With these two new versions, AMD is spreading out its product line and executing better. It launched its first six-core chip on June 1, about six months ahead of schedule. Now it’s adding more flavors for customers who have slightly different needs. These ones offer 18 percent better performance per watt of power than the company’s previous models.
But the market remains extremely competitive. Analysts note that Intel’s Nehalem family of server processors has been extremely well received this year. AMD has to keep on the treadmill just to make sure that it doesn’t lose ground to the world’s biggest chip maker.
AMD’s Opteron SE version is a high-performance model that is aimed at delivering the best performance for scientists running high-performance computing experiments. But it consumes 105 watts of power, or enough to cook an egg on top of it. The HE version is a low-power chip that consumes 55 watts. The HE is more appropriate in densely packed servers where staying energy efficient is the priority.
The HE chips are more like what computer makers will use to build large cloud-computing data centers. Those data centers would likely serve various Web 2.0 companies that have to serve a lot of web pages to consumers, said Steve Demski, product manager at the server and workstation division of Sunnyvale, Calif.-based AMD. The interesting thing is that it’s more likely that all server makers will adopt the low-power version, while a handful are likely to adopt the high-performance version. If you look back some years, that’s the exact opposite of what you used to see.

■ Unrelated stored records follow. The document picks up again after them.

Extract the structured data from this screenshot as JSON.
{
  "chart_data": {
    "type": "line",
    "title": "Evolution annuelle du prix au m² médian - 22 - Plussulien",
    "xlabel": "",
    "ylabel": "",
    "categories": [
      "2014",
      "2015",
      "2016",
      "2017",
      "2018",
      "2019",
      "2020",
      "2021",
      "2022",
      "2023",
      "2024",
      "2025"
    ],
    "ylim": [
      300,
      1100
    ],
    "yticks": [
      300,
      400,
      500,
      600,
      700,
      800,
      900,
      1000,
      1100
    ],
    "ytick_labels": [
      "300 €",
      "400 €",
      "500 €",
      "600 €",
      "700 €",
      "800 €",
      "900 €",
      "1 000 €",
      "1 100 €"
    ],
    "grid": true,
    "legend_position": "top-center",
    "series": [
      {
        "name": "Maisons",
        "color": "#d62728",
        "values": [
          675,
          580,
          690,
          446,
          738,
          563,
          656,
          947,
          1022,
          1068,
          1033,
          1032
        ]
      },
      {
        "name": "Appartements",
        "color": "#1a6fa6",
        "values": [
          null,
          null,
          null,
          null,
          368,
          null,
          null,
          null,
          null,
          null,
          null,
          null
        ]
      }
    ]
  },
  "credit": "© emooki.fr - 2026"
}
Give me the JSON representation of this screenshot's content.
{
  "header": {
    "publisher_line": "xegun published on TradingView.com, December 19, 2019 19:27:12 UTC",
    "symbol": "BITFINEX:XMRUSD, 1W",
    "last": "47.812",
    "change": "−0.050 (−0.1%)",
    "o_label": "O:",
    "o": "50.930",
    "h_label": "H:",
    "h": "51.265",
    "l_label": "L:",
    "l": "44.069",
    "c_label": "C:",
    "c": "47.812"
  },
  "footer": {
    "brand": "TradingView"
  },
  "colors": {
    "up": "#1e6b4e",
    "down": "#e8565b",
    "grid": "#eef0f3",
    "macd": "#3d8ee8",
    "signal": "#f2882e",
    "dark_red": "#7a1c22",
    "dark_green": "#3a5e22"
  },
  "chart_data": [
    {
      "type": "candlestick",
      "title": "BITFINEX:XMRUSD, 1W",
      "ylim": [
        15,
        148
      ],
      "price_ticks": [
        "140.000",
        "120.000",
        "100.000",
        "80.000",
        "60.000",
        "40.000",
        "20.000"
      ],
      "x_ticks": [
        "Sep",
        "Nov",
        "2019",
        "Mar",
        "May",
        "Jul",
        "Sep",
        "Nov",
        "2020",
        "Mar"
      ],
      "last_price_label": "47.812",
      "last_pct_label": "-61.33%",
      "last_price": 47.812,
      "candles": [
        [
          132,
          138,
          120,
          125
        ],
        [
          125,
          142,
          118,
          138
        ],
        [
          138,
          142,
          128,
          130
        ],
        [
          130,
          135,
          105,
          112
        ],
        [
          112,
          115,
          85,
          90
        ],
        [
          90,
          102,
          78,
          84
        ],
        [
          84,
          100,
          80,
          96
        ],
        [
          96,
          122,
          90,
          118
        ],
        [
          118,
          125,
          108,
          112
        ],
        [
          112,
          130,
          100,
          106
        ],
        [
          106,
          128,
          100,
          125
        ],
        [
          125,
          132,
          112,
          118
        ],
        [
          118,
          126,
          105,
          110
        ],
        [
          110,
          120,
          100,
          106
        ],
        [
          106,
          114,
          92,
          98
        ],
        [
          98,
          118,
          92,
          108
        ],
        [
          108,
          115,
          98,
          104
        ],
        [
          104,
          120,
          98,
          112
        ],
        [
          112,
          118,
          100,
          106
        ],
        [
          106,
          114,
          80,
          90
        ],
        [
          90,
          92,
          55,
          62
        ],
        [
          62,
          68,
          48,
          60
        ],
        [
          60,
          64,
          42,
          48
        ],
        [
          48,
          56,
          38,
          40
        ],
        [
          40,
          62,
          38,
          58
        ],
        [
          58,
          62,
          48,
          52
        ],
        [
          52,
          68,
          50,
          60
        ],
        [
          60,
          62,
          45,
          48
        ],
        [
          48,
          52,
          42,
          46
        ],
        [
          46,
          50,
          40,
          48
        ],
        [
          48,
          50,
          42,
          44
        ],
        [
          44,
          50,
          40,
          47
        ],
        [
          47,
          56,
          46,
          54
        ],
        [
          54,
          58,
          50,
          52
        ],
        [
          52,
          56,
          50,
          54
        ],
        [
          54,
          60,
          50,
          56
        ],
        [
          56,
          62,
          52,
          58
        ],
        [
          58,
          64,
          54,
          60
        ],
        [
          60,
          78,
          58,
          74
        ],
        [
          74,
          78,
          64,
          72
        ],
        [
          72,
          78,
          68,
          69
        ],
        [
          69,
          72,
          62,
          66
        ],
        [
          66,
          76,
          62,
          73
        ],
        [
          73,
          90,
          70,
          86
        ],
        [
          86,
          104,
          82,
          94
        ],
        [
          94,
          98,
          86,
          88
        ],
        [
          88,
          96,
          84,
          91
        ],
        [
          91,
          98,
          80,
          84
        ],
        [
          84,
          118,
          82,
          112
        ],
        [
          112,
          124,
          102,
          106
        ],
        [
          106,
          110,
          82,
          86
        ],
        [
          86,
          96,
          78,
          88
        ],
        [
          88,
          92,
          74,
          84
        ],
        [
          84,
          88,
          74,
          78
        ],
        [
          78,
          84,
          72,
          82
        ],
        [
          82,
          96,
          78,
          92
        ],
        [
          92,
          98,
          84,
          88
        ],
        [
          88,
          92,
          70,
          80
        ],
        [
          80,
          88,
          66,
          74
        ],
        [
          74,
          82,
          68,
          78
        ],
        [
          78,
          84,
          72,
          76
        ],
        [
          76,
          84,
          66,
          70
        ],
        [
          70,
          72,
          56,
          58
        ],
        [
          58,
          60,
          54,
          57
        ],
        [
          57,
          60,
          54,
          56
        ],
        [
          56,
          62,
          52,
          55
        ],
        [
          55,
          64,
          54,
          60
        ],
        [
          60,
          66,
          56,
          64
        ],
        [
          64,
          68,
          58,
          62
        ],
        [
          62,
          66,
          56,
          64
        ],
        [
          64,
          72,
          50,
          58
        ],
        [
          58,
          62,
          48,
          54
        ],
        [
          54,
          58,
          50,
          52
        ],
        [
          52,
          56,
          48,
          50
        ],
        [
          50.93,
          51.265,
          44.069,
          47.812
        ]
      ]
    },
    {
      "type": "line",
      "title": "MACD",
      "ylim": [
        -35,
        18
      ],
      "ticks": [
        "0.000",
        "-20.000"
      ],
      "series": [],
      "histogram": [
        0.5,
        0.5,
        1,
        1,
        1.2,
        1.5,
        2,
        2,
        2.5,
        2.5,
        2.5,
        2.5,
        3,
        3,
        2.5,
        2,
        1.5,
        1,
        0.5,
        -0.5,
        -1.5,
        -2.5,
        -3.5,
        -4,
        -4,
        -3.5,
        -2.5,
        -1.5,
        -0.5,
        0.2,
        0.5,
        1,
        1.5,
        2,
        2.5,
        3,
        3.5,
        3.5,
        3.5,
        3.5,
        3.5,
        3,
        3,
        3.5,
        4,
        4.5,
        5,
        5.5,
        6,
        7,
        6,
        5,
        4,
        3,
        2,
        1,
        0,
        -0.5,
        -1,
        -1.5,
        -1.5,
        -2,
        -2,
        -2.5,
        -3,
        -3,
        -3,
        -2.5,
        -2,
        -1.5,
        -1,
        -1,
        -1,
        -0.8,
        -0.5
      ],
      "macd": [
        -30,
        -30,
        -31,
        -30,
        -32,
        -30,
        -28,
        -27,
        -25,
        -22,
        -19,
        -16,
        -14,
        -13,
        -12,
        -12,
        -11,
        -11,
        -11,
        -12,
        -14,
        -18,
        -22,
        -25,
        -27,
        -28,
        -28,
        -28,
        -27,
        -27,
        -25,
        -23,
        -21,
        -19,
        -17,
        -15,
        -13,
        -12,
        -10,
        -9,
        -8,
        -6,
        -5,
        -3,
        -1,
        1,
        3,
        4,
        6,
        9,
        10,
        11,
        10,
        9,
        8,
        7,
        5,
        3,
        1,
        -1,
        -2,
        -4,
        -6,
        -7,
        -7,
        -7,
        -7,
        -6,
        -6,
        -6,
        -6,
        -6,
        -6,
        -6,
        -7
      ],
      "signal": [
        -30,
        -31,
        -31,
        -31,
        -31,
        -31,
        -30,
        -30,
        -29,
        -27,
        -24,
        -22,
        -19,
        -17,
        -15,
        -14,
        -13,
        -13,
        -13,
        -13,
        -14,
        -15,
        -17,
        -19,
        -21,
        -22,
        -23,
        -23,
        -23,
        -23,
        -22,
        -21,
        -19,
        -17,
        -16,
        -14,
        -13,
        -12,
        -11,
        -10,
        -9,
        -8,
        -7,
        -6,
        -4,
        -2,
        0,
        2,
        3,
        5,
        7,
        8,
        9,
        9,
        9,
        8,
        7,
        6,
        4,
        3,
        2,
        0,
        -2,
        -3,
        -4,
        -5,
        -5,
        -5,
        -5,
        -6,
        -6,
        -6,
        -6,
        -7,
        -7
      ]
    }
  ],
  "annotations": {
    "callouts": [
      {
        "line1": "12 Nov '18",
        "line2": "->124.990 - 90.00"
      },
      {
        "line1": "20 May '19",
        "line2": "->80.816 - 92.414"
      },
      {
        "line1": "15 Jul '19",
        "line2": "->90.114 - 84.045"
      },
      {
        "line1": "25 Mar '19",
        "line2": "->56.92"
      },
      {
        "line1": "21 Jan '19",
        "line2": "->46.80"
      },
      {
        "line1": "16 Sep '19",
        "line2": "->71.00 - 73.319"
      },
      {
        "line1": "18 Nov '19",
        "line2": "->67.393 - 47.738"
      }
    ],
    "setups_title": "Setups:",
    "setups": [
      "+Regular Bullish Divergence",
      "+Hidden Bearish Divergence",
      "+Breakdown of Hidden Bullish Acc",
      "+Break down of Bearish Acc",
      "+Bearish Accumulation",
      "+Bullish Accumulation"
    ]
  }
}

The HE versions range in price from $455 to $1,019, while the SE versions cost $$1,514 to $2,649. Among the customers introducing new machines based on the chips today is Hewlett-Packard, the leader in the server market. If AMD keeps this up, it could have a pretty good year. AMD is expected to lose money in the second quarter, but it may do better in the second half of the year, according to FTN Equity Capital Markets analyst JoAnne Feeney. We’ll see how the competition is shaping up starting on Tuesday, when Intel reports its second quarter results.